И ждала, что та ей скажет. И Арефьевна, торопясь, обсказала нужду свою, что вот подправить во дворе кое-что нужно, а лес только в лесу. Они были с матерью подругами, с сыном Арефьевны Никитой Санька ходила в школу и каталась на санках, своих у нее не было, Санька это всегда помнила, сказала:
- Ладно, вернется из леса Тимофей, скажешь - разрешила я. Он покажет потом, где взять, чтобы лесу неущербно было.
Арефьевна поклонилась и поспешила уйти.
В сенях обуваться заробела.
Вышла на крыльцо с чесанками в руках.
С той поры так и повелось: если кто обращался к Мажуку с просьбой о лесе, Мажук отправлял просящего к жене, а уж она решала - дать или нет.
И загуляли по селу новые шепотки:
- Озверела Санька. Мажук лют, а эта и вовсе будто в шерсти родилась, не знаешь, с какого бока и подойти к ней, чем умилостивить.
Приходила к Саньке мать.
Сидела на лавке.
Дула на руки, грелась: зазябла, пока шла.
Санька, когда стала жить с Мажуком, пыталась одеть ее, купила и платьишко новое, и полупальто плюшевое, и шаль.

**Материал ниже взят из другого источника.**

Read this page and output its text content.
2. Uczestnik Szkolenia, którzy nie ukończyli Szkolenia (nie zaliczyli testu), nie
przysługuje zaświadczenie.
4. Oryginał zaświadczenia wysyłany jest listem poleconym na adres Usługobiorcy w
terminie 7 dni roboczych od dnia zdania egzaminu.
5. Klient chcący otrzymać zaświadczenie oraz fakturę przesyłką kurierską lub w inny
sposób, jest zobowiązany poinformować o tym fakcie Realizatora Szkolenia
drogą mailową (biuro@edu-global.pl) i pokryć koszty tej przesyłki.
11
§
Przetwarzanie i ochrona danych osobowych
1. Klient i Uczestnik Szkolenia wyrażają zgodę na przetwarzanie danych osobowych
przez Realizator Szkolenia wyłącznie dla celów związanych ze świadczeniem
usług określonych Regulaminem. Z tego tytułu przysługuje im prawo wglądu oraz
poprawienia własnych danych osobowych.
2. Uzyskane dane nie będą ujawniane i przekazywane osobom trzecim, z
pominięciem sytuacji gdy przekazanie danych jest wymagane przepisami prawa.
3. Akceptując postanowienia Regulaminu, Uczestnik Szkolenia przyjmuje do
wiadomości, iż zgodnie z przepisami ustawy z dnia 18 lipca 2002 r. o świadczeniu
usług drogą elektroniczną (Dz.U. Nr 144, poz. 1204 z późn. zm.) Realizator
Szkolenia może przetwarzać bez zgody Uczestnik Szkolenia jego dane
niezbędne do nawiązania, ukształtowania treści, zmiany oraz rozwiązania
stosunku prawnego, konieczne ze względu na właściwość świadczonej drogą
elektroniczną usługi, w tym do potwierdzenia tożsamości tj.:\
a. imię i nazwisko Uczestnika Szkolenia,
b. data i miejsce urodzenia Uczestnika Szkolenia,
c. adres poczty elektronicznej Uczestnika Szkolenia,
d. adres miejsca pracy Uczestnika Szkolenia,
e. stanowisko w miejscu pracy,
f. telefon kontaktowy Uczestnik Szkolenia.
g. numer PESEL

От подарков мать хоть и не отказывалась, однако и носить не стала: боялась - люди осудят. Доит, скажут, Санька Мажука: и сама возле него оделась, и мать приодела. Суда людей Антонина боялась и Саньку пришла оберечь от него.
Сидела на лавке.
Дула на руки.
Увещевала:
- Уйми сердце, Саня, не туда оно ведет тебя. С селом, дочка, не ссорься, пропадешь. Что благородишься-то? Не больно ахти из каких высоких хором взята.
Санька возилась у печки, доставала щи, покормить родительницу, отставила ухват в угол, загремела миской:
- Это моя печаль, мать, и ты ее не тронь.
- Но ведь ты же кровинка моя, Саня, мне же больно.
- И все одно молчи, - говорила Санька, черпая из чугуна уполовником.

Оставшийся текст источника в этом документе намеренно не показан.